In general as we can see here in slide thirty-six, many individuals relapse
even with pharmacologic interventions. The patches also do not deliver the
same amount of nicotine as a cigarette or even the gum. And if you are
looking to get a drug in about seven seconds the patch does not do well at
all.
There have been a wide variety of other treatments used for nicotine and
some of these are on slide thirty-seven. These include sprays, silver
acetates, etc. Basically, these all have mixed effects.

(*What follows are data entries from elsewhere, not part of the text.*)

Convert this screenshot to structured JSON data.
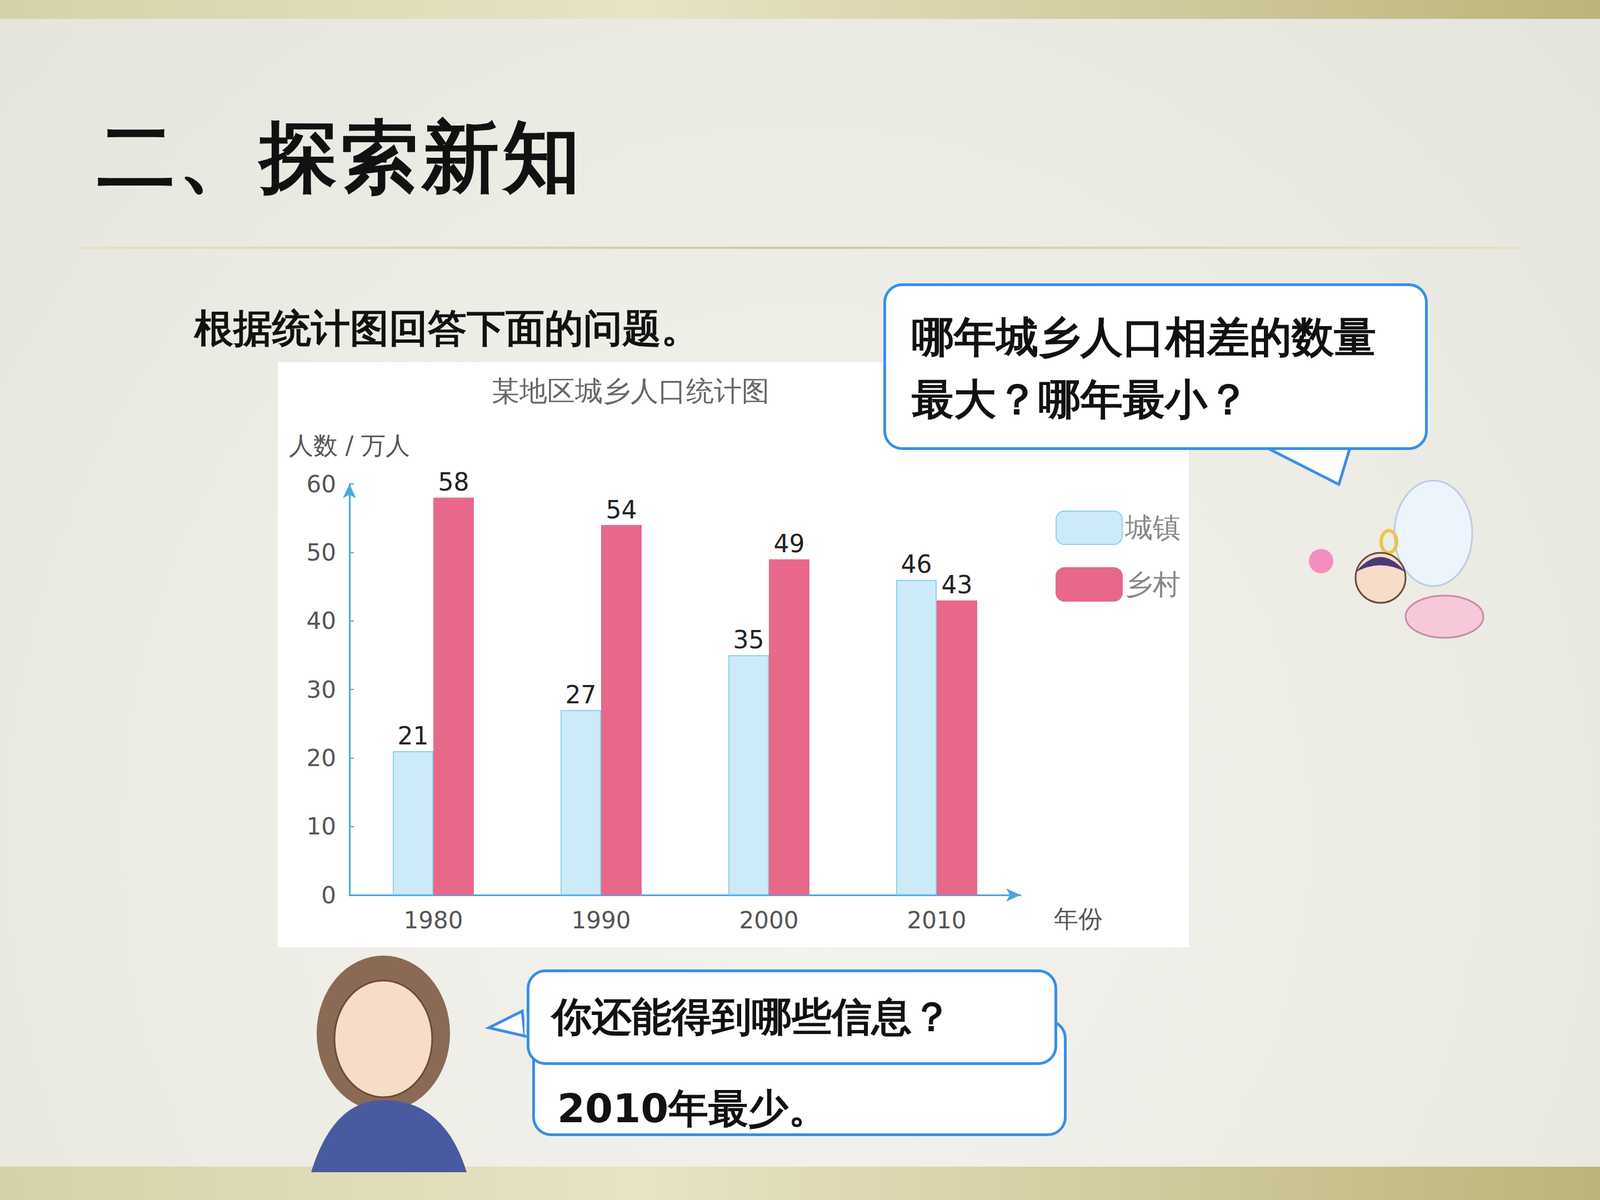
{
  "slide": {
    "heading": "二、探索新知",
    "instruction": "根据统计图回答下面的问题。",
    "bubble_question": "哪年城乡人口相差的数量最大？哪年最小？",
    "bubble_prompt": "你还能得到哪些信息？",
    "bubble_hidden_answer": "2010年最少。"
  },
  "chart_data": {
    "type": "bar",
    "title": "某地区城乡人口统计图",
    "y_label": "人数 / 万人",
    "x_label": "年份",
    "categories": [
      "1980",
      "1990",
      "2000",
      "2010"
    ],
    "series": [
      {
        "name": "城镇",
        "color": "#cdeaf8",
        "values": [
          21,
          27,
          35,
          46
        ]
      },
      {
        "name": "乡村",
        "color": "#e8688a",
        "values": [
          58,
          54,
          49,
          43
        ]
      }
    ],
    "ylim": [
      0,
      60
    ],
    "yticks": [
      0,
      10,
      20,
      30,
      40,
      50,
      60
    ],
    "data_labels": true,
    "legend": "right",
    "grid": false
  }
}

Buspar, as seen in slide thirty-eight, has also been used and this is
related to looking at fatigue and anxiety. What clients report when using
this is less fatigue and anxiety and no weight gain in relation to use for
nicotine treatment?
In general, as seen in slide thirty-nine, regardless of the approach no
single substance has been proven effective to treat nicotine withdrawal
beyond any reasonable doubt.
So, what about biological treatments? As we can see in slide forty there is
a wide variety of approaches. Most of these are used to control withdrawal
symptoms and some are more effective than others. Basically, these
substances need to be used in combination with other types of talk-therapies
to get the best long term results. The issue here is that there is no magic
bullet. There is no magic bullet to stop the addictions process. It is a lot
of hard work to get the person over the particular compound that one is
taking. In the future there may be some kind of drug that will stop the
addictions process but until then we are going to have to use combinations
of biological, psychological, and other treatment processes to help us get
through the addictions process.
Well that concludes this section. In our next section we are going to talk
about psychological treatments related to addictions. So until then we hope
you have a good day and we look forward to talking with you again soon.